Never has a player ever won an event of this magnitude with a poor short game. Scott was no exception.
"My wedge game and short game carried me this week. I only made one bogey all week and on a golf course as difficult as this one, to do that, you really have to have all facets of your short game working."
Scott was one of the most highly-touted amateurs to ever come out of Canada. The native of Kingsville, Ontario claimed the prestigious Canadian Amateur title in 2003, 2005, and 2006, becoming only the sixth player in the last 100 years to win the event at least three times. When he turned professional in the spring of 2006, much was expected of Scott, and his win will certainly give the rabid golf fans in Canada hope as he attempts to earn his PGA TOUR card in the coming weeks.
"This is a great golf course. You have to work it both ways and hit driver a lot," said Scott. "The course was in perfect shape, the greens were flawless, and the members treated all of the players great. I really enjoyed my experience at Walnut Creek."

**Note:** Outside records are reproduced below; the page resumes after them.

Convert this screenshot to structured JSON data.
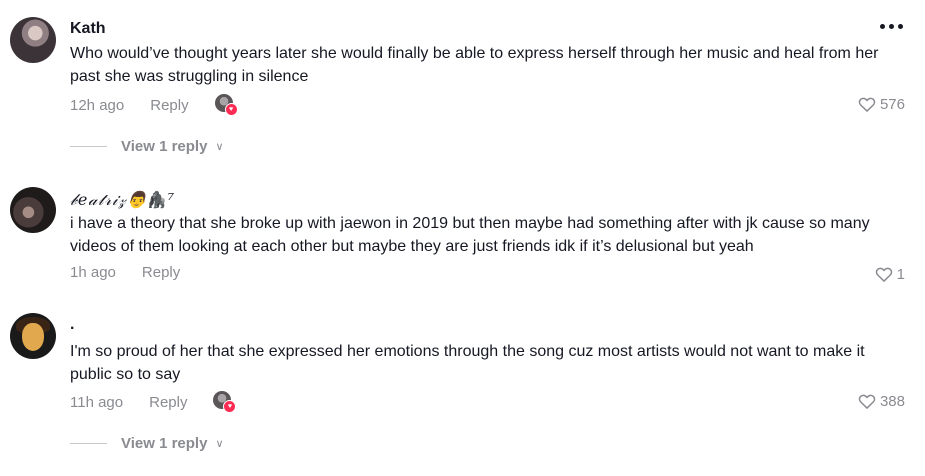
{
  "comments": [
    {
      "username": "Kath",
      "text": "Who would’ve thought years later she would finally be able to express herself through her music and heal from her past she was struggling in silence",
      "time": "12h ago",
      "reply_label": "Reply",
      "likes": "576",
      "creator_liked": true,
      "view_replies": "View 1 reply"
    },
    {
      "username": "𝒷𝑒𝒶𝓉𝓇𝒾𝓏👨‍🦍⁷",
      "text": "i have a theory that she broke up with jaewon in 2019 but then maybe had something after with jk cause so many videos of them looking at each other but maybe they are just friends idk if it’s delusional but yeah",
      "time": "1h ago",
      "reply_label": "Reply",
      "likes": "1",
      "creator_liked": false
    },
    {
      "username": ".",
      "text": "I'm so proud of her that she expressed her emotions through the song cuz most artists would not want to make it public so to say",
      "time": "11h ago",
      "reply_label": "Reply",
      "likes": "388",
      "creator_liked": true,
      "view_replies": "View 1 reply"
    }
  ],
  "icons": {
    "more": "more-dots-icon",
    "like": "heart-outline-icon",
    "chevron": "chevron-down-icon"
  }
}
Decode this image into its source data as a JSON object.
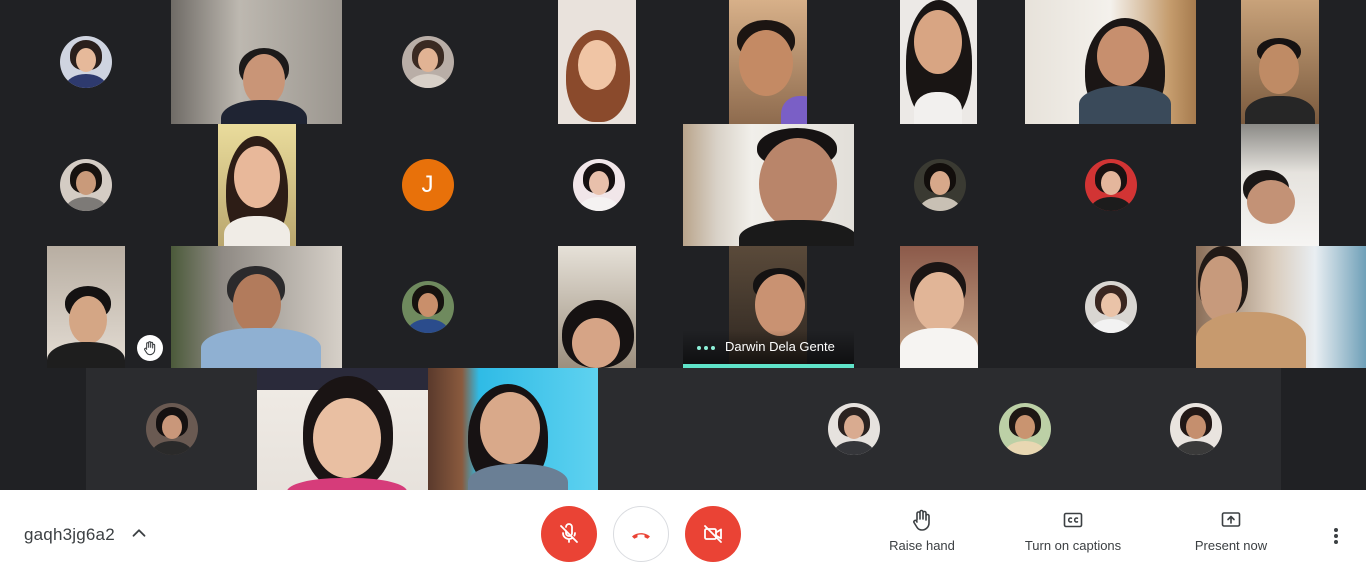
{
  "meeting": {
    "code": "gaqh3jg6a2"
  },
  "participants": {
    "speaking_name": "Darwin Dela Gente",
    "letter_avatar": "J"
  },
  "controls": {
    "raise_hand_label": "Raise hand",
    "captions_label": "Turn on captions",
    "present_label": "Present now",
    "mic_state": "muted",
    "camera_state": "off",
    "icons": {
      "mic": "mic-off-icon",
      "hangup": "hang-up-icon",
      "camera": "camera-off-icon",
      "raise_hand": "hand-icon",
      "captions": "closed-captions-icon",
      "present": "present-screen-icon",
      "more": "more-vert-icon",
      "chevron": "chevron-up-icon"
    }
  },
  "colors": {
    "background": "#202124",
    "red_button": "#ea4335",
    "speaking_accent": "#5fe3c9",
    "letter_avatar_bg": "#e8710a"
  }
}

Scott Brown and Kyle Gallo finished tied for third and each earned $5,500 for their efforts. Brown, who was victorious earlier this year at the Bermuda Run Open, briefly tied for the lead on the front nine before failing to record a single birdie over his last 11 holes.
This was not Brown's maiden flirtation with victory at Walnut Creek as a final-round 71 at the Walnut Creek Classic in June left him one-shot shy of eventual winner Jay McLuen.
Goldsboro's Andy Crain carded a final-round 76 and ended up tied for 43rd overall with Ohioan Ben Friedell.